# Need help Identifying a weapon



## cymric (Jan 14, 2005)

I am an avid fan of the history channel here in the states.  Awhile back i caught a show that originally aired on the BBC called "The weapons that made britain" in an episode about sheilds I found out about very large dueling sheilds that were used in the manner of todays pugel(sp?) sticks but alot more lethal (the edges were razor sharp and the top and bootom had spear points) for the life of me I cannot find any refrence to it on the history channel website or any other websites and I have forgotten the name of the sheild if one of you could please direct to some info please help me out\

Thank you


----------



## Teresa Edgerton (Jan 14, 2005)

This URL might help:

http://www.thearma.org/Manuals/CodexW.htm

(look near the bottom of the page)


----------



## Neil040 (Jan 15, 2005)

I love the history channel too.. great channel

Never heard of that shield.. not ring any bells at all...  Kelpie's link is good.. clearly shows it in action.. but looks much more like an eastern european sort of thing to me as suggested in that page..  Guthrie knows something about this sort of thng.. he may well pitch in here and helps out hopefully


----------



## Alexa (Jan 17, 2005)

I think I have your link, cymric ! 

http://www.channel4.com/history/microsites/W/weapons
http://www.channel4.com/history/microsites/W/weapons/shield.html

The first one is the home page of Channel 4. Enjoy !


----------



## PenDragon (Jan 30, 2005)

I saw that series, I think you must mean the German duelling sheild. They made people in legal disputes fight to the death (still preferable to hiring a lawyer I guess). I got the feeling most of them had no training with the weapon which the onlookers found higly amusing.


----------



## Tsujigiri (Feb 20, 2005)

Yes, nothing more amusing to the medieval mind than someone hurting himself badly whilst trying maim or kill another human being.

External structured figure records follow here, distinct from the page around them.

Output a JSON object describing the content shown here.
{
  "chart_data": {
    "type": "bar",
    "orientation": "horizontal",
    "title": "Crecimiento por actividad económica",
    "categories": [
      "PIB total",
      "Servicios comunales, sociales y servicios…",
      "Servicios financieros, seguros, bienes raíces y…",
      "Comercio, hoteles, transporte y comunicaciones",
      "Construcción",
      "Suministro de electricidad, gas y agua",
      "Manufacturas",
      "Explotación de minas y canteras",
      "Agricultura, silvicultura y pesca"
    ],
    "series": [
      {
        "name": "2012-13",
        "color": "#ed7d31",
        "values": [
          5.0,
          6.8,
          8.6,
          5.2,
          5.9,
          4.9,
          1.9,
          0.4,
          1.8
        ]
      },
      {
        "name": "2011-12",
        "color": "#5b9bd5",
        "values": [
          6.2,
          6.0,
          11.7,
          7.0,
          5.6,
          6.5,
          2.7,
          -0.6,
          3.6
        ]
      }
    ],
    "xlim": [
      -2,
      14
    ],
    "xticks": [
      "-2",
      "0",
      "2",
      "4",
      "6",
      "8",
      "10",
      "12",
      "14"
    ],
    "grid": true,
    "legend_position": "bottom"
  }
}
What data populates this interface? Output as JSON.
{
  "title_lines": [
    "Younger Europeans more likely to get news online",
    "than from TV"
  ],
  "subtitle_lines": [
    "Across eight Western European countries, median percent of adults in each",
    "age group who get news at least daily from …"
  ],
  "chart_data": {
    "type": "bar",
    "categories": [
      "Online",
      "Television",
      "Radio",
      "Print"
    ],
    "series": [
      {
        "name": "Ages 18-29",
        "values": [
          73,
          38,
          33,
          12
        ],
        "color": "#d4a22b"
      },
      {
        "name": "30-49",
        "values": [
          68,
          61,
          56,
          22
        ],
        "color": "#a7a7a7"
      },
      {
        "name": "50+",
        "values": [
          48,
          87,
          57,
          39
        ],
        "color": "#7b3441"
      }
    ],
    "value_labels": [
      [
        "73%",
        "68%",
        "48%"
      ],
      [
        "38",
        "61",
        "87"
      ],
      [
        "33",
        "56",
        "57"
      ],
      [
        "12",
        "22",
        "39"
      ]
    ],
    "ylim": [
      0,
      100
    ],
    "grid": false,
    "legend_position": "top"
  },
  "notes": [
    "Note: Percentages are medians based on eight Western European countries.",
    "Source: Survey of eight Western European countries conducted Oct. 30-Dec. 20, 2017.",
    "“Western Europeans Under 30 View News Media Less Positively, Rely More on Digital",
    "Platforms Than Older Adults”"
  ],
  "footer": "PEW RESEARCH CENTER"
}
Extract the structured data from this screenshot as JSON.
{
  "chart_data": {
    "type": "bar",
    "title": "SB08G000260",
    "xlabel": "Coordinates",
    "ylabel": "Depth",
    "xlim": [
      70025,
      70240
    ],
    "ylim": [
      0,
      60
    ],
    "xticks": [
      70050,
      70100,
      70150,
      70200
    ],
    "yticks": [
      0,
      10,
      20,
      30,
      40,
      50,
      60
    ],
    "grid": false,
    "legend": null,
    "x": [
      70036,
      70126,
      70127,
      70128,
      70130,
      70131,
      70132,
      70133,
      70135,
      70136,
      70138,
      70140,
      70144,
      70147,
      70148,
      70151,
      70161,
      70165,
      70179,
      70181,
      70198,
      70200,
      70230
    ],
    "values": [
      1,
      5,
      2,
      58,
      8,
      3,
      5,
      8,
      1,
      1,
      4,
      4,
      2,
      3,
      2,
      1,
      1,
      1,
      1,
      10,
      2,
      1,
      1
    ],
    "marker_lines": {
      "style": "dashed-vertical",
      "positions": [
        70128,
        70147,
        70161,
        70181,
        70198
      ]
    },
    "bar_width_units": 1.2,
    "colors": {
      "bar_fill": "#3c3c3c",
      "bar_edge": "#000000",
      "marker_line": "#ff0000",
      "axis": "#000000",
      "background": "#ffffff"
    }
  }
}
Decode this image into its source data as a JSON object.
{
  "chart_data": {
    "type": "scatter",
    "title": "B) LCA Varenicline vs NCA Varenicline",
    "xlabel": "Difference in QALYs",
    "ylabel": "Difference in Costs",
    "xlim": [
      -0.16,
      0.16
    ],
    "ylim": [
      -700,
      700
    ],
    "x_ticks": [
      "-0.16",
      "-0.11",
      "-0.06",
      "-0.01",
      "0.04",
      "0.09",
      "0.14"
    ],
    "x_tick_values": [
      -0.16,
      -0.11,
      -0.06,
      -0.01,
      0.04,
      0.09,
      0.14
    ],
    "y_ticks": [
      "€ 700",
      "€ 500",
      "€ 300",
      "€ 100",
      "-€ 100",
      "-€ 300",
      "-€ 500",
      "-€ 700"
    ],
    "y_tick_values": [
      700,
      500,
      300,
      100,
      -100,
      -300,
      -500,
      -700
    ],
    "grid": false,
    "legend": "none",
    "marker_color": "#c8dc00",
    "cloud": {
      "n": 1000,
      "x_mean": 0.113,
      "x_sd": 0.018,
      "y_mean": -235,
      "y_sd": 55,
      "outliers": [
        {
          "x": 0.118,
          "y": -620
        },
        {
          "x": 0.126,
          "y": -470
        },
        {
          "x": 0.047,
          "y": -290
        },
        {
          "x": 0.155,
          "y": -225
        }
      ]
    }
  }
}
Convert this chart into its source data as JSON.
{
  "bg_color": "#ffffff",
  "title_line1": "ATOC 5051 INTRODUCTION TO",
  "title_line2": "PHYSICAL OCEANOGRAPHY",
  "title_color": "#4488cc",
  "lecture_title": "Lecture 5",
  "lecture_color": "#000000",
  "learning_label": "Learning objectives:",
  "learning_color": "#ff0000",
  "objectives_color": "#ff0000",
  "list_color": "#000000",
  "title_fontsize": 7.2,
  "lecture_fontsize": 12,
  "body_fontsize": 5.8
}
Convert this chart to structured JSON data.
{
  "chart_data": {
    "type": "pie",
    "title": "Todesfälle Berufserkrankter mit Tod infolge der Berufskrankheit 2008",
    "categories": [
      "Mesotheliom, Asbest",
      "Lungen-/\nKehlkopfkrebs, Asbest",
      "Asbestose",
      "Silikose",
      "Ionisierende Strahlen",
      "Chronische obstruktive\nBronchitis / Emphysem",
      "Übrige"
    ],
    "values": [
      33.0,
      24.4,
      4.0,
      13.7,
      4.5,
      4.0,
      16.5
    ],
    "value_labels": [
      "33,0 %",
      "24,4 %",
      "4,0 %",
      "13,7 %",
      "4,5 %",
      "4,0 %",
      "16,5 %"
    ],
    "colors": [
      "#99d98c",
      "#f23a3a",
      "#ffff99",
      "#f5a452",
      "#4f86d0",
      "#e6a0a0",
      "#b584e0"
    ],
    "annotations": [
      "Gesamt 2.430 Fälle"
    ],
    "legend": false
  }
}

Still...definately better than hiring a lawyer


----------



## Brian G Turner (Feb 20, 2005)

...which is simply the same process by proxy.


----------



## Tsujigiri (Feb 20, 2005)

I said:
			
		

> ...which is simply the same process by proxy.



I wouldn't have said so, I'd have said hiring a lawyer is a far more dark and evil thing to do to a fellow human being


----------



## Susan Boulton (Mar 15, 2006)

I suggest the original poster gets a copy of Hans Talhoffer's "Medieval Combat" This is a fifteenth Century Illustrated Manual of swordfighting and close quarter combat. The recent translation by Mark Rector ISBN 1-85367-418-4

The book shows the use of a "dueling shield" with both mace and sword


----------



## drizzt808 (Jul 15, 2006)

I saw the show that you are talking about but i have no idea what weapon that it was!


----------